For Sterling Savings Bank Shasta branch employees, the trip was eye-opening.

Branch manager Angela Nichols said, “It’s good to see what the farmers do.” Nichols thinks the experience will help her better understand her customers.

“The farmers had a whole different perspective,” she said.
Side Bar
The history of the Klamath Project
Steve Kandra, a Merrill area farmer, explains the significance of Upper Klamath Lake Friday during the Klamath Water User’s Association fall harvest tour.

   Local farmer Steve Kandra gave a brief history of the Klamath Project Friday.

   Authorized in 1905 by the Bureau of Reclamation, the Klamath Basin Project encompasses 220,000 acres, or about 340 square miles. Kandra said it is the third oldest Reclamation Project in the U.S. It began irrigation services to farmers in 1907, although irrigation has existed in the Basin since the 1860s. 

   Before the Project, much of what is now farmland was under shallow water. The point of the project was to divert that water into the Klamath River and use the land underneath as farmland. Now, water is re-circulated through the irrigation channels to be reused within the Project before being returned to the Klamath River. 

   “I would claim we put a lot of water back into the system,” Kandra said. Issues surrounding water are a high priority for many constituents, including local tribes, fish and wildlife officials, and many farmers. 
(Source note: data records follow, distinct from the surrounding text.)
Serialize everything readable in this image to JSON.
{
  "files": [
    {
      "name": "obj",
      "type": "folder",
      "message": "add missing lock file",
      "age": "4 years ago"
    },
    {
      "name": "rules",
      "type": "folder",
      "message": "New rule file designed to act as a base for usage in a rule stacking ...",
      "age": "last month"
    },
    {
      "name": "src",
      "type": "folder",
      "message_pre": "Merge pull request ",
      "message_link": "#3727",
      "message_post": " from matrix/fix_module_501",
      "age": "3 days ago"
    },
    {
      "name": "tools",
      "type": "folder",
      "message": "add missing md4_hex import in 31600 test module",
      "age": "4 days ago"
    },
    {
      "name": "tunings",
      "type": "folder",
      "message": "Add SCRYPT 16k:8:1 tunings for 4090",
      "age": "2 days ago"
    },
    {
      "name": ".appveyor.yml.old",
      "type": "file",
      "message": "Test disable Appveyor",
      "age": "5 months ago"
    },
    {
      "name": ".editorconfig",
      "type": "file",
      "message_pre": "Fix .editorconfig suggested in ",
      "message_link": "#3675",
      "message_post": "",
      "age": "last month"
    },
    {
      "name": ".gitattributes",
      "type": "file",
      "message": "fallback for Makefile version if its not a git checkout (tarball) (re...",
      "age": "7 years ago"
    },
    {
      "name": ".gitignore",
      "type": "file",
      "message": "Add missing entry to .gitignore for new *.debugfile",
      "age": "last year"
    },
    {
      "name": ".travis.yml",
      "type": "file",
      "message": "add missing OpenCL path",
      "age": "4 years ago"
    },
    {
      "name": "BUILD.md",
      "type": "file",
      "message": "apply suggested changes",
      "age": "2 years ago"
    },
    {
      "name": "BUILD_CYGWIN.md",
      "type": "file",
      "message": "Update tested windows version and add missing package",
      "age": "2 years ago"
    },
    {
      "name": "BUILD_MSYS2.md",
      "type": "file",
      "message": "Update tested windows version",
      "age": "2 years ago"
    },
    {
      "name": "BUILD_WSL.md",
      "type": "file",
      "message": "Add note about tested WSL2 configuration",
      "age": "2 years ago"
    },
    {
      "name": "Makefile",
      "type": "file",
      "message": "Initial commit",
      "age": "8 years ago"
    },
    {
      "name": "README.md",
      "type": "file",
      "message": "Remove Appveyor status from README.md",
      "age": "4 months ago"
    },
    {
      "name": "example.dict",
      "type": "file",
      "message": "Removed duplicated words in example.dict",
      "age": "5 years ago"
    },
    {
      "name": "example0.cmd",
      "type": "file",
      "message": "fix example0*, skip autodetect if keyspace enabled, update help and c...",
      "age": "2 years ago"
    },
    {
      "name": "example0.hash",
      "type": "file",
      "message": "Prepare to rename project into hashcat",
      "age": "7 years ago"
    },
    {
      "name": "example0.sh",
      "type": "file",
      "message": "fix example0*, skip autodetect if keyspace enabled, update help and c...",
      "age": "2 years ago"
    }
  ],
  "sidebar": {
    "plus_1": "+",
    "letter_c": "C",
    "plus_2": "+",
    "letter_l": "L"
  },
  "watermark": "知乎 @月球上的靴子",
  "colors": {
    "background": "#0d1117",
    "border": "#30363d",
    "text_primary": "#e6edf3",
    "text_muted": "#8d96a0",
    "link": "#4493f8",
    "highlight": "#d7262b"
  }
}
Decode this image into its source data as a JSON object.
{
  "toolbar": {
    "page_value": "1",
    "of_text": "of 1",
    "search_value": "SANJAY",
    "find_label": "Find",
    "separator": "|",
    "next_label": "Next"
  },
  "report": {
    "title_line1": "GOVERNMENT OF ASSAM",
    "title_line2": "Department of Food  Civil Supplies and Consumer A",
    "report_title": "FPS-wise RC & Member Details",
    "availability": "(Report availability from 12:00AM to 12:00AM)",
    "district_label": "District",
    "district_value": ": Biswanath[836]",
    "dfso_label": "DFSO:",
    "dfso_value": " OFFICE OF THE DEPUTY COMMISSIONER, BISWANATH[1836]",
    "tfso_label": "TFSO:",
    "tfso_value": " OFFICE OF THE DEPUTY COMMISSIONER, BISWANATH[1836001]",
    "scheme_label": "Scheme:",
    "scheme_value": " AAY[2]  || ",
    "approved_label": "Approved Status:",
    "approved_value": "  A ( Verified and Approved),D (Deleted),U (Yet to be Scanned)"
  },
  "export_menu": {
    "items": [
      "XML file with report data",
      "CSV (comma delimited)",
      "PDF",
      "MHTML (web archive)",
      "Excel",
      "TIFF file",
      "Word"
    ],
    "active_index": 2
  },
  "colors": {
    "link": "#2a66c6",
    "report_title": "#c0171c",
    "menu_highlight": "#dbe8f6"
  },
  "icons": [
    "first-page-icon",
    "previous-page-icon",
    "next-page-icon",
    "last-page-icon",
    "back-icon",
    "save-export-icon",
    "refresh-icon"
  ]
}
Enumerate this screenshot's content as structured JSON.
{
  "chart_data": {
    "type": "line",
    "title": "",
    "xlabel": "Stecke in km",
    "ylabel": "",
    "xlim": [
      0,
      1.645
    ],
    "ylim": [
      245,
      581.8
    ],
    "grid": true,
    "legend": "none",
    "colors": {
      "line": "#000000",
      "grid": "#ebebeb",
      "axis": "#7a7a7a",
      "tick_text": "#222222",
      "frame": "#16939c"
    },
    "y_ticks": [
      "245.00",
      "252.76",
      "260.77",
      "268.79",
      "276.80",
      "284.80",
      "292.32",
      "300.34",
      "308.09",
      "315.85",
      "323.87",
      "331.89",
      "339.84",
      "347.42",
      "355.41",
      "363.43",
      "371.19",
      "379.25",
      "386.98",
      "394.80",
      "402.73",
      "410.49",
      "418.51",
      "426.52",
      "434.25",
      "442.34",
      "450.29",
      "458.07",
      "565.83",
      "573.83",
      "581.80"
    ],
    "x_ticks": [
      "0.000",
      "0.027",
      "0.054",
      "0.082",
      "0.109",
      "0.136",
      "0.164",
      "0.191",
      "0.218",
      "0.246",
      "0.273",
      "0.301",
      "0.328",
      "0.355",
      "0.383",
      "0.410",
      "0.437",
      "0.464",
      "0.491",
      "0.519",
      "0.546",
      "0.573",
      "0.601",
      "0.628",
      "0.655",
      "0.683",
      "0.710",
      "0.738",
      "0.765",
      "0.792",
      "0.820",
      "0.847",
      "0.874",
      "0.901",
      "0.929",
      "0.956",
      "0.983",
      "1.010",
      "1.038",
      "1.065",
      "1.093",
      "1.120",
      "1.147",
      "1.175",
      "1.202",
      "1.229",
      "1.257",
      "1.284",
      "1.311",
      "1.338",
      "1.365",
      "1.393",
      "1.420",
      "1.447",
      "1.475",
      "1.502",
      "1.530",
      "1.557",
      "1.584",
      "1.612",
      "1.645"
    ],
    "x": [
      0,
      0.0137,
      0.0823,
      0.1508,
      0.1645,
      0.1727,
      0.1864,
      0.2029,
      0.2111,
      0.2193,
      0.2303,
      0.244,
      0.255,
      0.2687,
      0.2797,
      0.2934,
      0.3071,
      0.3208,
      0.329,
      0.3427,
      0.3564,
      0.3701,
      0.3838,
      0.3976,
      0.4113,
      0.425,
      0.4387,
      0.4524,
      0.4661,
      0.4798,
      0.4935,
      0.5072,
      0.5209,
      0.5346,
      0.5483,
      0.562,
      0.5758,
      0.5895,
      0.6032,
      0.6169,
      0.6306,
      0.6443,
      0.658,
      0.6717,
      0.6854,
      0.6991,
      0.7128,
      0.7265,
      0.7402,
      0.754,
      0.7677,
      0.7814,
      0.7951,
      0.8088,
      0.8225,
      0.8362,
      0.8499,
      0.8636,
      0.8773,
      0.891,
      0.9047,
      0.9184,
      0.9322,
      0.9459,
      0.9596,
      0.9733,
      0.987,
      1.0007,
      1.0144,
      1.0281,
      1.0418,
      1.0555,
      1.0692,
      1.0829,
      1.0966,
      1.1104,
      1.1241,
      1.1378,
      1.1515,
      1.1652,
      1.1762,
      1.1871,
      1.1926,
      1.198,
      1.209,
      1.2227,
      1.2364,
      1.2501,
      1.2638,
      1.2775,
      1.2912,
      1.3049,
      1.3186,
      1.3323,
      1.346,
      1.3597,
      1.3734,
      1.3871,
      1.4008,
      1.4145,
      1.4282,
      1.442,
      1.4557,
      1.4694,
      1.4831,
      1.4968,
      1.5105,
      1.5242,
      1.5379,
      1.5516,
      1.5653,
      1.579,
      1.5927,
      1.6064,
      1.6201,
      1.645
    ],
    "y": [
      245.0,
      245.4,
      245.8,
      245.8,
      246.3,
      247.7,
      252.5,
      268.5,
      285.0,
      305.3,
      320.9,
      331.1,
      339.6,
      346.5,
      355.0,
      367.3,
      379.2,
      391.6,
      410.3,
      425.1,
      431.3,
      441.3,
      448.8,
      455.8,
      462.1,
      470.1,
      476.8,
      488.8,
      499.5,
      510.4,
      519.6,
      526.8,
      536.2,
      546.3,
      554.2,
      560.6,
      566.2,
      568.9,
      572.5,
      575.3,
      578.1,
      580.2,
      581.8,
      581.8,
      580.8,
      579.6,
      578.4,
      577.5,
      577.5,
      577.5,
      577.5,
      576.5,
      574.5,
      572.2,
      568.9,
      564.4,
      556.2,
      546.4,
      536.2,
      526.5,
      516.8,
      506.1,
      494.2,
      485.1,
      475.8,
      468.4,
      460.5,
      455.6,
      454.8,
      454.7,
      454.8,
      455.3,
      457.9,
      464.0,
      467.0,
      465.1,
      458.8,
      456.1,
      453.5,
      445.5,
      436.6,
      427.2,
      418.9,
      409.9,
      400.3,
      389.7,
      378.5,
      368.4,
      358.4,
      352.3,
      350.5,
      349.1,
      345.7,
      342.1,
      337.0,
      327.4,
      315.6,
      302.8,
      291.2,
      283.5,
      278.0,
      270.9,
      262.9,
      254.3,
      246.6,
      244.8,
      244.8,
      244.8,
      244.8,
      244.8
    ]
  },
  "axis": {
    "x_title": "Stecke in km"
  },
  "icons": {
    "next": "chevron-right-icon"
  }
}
   Although the water systems extend north of Upper Klamath Lake, the lake contributes to the water quality further downstream. A naturally eutrophic body, Upper Klamath Lake has high levels of phosphorus and other nutrients, contributing to the high levels of blue green algae and low levels of oxygen. 

   Bob Gasser, of Basin Fertilizer, said farming is often blamed for the naturally occurring phenomena in the lake. 

   “As you saw this morning, over 95 percent of agricultural production is below Klamath Lake,” Gasser said, referring to maps shown prior to the trip. When water is delivered to wildlife refuges below Klamath Lake, “water has less phosphates due to the Klamath Project,” Gasser said.